Neoherejías


Allá por el año 1996, el, por entonces, Cardenal Ratzinger afirmaba con rotundidad: “En los años ochenta, la teología de la liberación en sus formas radicales aparecía como el desafío más urgente de la fe de la Iglesia. Un desafío que requería respuesta y clarificación, porque proponía una respuesta nueva, plausible y a la vez, práctica a la cuestión fundamental del cristianismo: el problema de la redención”.

Es obvio que el consabido problema se convierte constantemente en “revival”; en definitiva, el planteamiento de fondo girará siempre en torno a estos interrogantes: ¿Cómo entender y transmitir al hombre de cada época la redención en Cristo? ¿En qué consiste la salvación que Cristo ha venido a traernos? La cuestión – como no podía ser de otro modo – es objeto de preocupación para el Papa Francisco; no en vano, en este sentido, se ha referido a menudo a dos desviaciones – neoherejías – que se asemejan a dos antiguas herejías: el pelagianismo (individualismo) y el gnosticismo (desprecio del cuerpo). De ahí, también, que este mismo jueves, 1 de marzo de 2018, se haya promulgado por parte de la Congregación para la Doctrina de la Fe la carta Placuit Deo sobre algunos aspectos de la salvación cristiana “que hoy pueden ser difíciles de comprender debido a las recientes transformaciones culturales” (1).

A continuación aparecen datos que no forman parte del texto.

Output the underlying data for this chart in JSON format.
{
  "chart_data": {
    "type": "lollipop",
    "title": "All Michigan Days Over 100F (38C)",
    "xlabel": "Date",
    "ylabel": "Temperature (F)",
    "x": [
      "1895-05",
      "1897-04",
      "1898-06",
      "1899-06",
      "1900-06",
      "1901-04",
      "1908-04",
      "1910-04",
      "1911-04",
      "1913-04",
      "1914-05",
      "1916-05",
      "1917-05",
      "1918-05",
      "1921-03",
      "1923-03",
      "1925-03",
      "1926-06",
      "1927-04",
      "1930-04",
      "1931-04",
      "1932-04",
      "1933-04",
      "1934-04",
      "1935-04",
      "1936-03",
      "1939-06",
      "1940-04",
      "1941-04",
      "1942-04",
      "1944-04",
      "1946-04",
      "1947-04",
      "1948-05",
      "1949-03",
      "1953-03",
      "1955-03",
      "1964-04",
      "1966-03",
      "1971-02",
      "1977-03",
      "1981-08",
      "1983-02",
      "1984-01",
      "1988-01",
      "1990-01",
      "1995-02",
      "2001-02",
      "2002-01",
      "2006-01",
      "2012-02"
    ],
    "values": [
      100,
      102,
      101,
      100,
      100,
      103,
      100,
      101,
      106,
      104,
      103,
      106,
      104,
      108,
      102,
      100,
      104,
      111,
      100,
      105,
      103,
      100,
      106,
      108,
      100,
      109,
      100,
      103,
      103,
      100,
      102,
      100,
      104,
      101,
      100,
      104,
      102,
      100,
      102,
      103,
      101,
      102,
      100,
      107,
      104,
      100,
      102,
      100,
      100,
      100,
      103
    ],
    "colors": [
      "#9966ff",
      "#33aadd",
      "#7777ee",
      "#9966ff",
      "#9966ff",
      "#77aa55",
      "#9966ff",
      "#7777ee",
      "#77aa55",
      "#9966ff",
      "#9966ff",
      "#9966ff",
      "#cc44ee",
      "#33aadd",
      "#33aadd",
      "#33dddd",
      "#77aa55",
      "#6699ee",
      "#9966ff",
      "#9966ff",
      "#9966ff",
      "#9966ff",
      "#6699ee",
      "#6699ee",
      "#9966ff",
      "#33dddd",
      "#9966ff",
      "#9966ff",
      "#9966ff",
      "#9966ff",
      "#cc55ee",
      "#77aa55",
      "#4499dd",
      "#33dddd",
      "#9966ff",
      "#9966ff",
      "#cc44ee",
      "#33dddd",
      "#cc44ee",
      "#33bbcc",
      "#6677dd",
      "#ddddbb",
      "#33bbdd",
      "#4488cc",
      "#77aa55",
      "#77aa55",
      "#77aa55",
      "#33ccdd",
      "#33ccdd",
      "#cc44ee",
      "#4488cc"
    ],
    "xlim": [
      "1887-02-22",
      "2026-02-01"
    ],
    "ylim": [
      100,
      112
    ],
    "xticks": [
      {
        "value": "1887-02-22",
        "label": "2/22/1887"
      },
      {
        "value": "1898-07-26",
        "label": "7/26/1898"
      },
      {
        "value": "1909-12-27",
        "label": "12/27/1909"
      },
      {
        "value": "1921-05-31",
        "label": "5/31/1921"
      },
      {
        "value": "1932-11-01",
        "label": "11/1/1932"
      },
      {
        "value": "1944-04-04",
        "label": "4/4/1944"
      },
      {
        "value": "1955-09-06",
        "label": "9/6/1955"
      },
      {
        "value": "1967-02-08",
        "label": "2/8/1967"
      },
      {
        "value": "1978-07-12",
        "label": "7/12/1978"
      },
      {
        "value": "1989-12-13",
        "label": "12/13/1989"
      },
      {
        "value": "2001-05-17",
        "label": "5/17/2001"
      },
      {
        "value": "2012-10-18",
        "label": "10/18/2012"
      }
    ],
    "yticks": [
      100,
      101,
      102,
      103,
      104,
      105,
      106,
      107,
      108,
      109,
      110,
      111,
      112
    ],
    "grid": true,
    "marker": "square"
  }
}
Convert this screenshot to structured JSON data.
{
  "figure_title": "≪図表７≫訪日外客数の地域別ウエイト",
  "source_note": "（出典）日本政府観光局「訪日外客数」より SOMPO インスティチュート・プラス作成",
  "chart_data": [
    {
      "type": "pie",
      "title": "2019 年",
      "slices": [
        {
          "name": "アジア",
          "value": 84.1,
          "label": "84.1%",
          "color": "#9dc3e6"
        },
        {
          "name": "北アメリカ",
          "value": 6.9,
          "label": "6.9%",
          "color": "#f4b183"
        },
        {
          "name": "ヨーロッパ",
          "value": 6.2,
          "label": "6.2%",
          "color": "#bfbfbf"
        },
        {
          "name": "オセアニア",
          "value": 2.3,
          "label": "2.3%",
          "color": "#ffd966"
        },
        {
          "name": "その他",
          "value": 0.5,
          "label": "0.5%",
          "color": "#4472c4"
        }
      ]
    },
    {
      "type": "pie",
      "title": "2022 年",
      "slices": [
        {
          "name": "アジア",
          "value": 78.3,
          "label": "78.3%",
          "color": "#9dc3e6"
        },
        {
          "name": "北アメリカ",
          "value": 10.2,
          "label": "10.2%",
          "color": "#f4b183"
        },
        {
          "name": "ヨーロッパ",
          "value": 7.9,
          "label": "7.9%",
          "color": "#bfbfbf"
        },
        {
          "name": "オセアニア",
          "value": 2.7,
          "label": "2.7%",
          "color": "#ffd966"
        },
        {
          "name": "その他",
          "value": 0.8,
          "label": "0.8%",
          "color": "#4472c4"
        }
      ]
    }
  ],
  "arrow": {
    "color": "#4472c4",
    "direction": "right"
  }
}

Ya en el número 94 de la Exhortación apostólica Evangelii Gaudium, el Papa Francisco, describiendo lo que denomina como mundanidad espiritual, señala los siguientes factores como verdaderamente preocupantes: la fascinación del gnosticismo; un neopelagianismo autorreferencial y prometeico; un elitismo narcisista y autoritario; un inmanentismo antropocéntrico. Por “fascinación del gnosticismo” se entiende “una fe encerrada en el subjetivismo, donde sólo interesa una determinada experiencia o una serie de razonamientos y conocimientos que supuestamente reconfortan e iluminan, pero en definitiva el sujeto queda clausurado en la inmanencia de su propia razón o de sus sentimientos”. Por “neopelagianismo autorreferencial y prometeico” se entiende la actitud “de quienes en el fondo sólo confían en sus propias fuerzas y se sienten superiores a otros por cumplir determinadas normas o por ser inquebrantablemente fieles a cierto estilo católico propio del pasado”. Por “elitismo narcisista y autoritario” se entiende una actitud de “supuesta seguridad doctrinal y disciplinaria, donde en lugar de evangelizar lo que se hace es analizar y clasificar a los demás, y en lugar de facilitar el acceso a la gracia se gastan las energías en controlar”.

La carta Placuit Deo, en este misma línea, quiere ser prevención frente al individualismo que “centrado en el sujeto autónomo tiende a ver al hombre como un ser cuya realización depende únicamente de su fuerza” (2) y prevención también frente a una visión de la salvación “meramente interior, la cual tal vez suscite una fuerza convicción personal, o un sentimiento intenso, de estar unidos a Dios, pero no llega a asumir, sanar y renovar nuestras relaciones con los demás y con el mundo creado” (2).

Más que nunca ha de subrayarse con Placuit Deo que el camino de la salvación cristiana “no es un camino meramente interno, al margen de nuestras relaciones con los demás y con el mundo creado” (11); que la salvación que Dios nos ofrece “no se consigue sólo con las fuerzas individuales, como indica el neopelagianismo, sino a través de las relaciones que surgen del Hijo de Dios encarnado y que forman la comunión con la Iglesia” (12). Tal y como proponía con notable belleza el magisterio del teólogo Henri de Lubac al recoger la reflexión del poeta Paul Claudel: “No disponemos ya solamente de nuestras propias fuerzas para amar, comprender y servir a Dios, sino de las de todos sus miembros a un tiempo, desde la Virgen bendita en lo más alto del cielo hasta el pobre leproso africano que lleva una campanilla en la mano y se sirve de una boca medio podrida para balbucear las respuestas de la misa. Toda la creación visible e invisible, toda la historia, todo el pasado, todo el presente y todo el porvenir, toda la naturaleza, todo el tesoro de los santos multiplicados por la Gracia, todo esto está a nuestra disposición, todo esto es nuestra prolongación y nuestro magnifico instrumental. Todos los santos, todos los ángeles nos pertenecen […] Todo cuanto hay en nosotros, sin que apenas nos demos cuenta, la Iglesia lo traduce en vastos rasgos y lo pinta fuera de nosotros en una escala de magnificencia. Nuestras pequeñas impulsiones ciegas son concordadas, repetidas, interpretadas y desarrolladas por inmensos movimientos estelares. Fuera de nosotros, a distancias astronómicas, desciframos el texto escrito con caracteres microscópicos en lo más profundo de nuestro corazón”.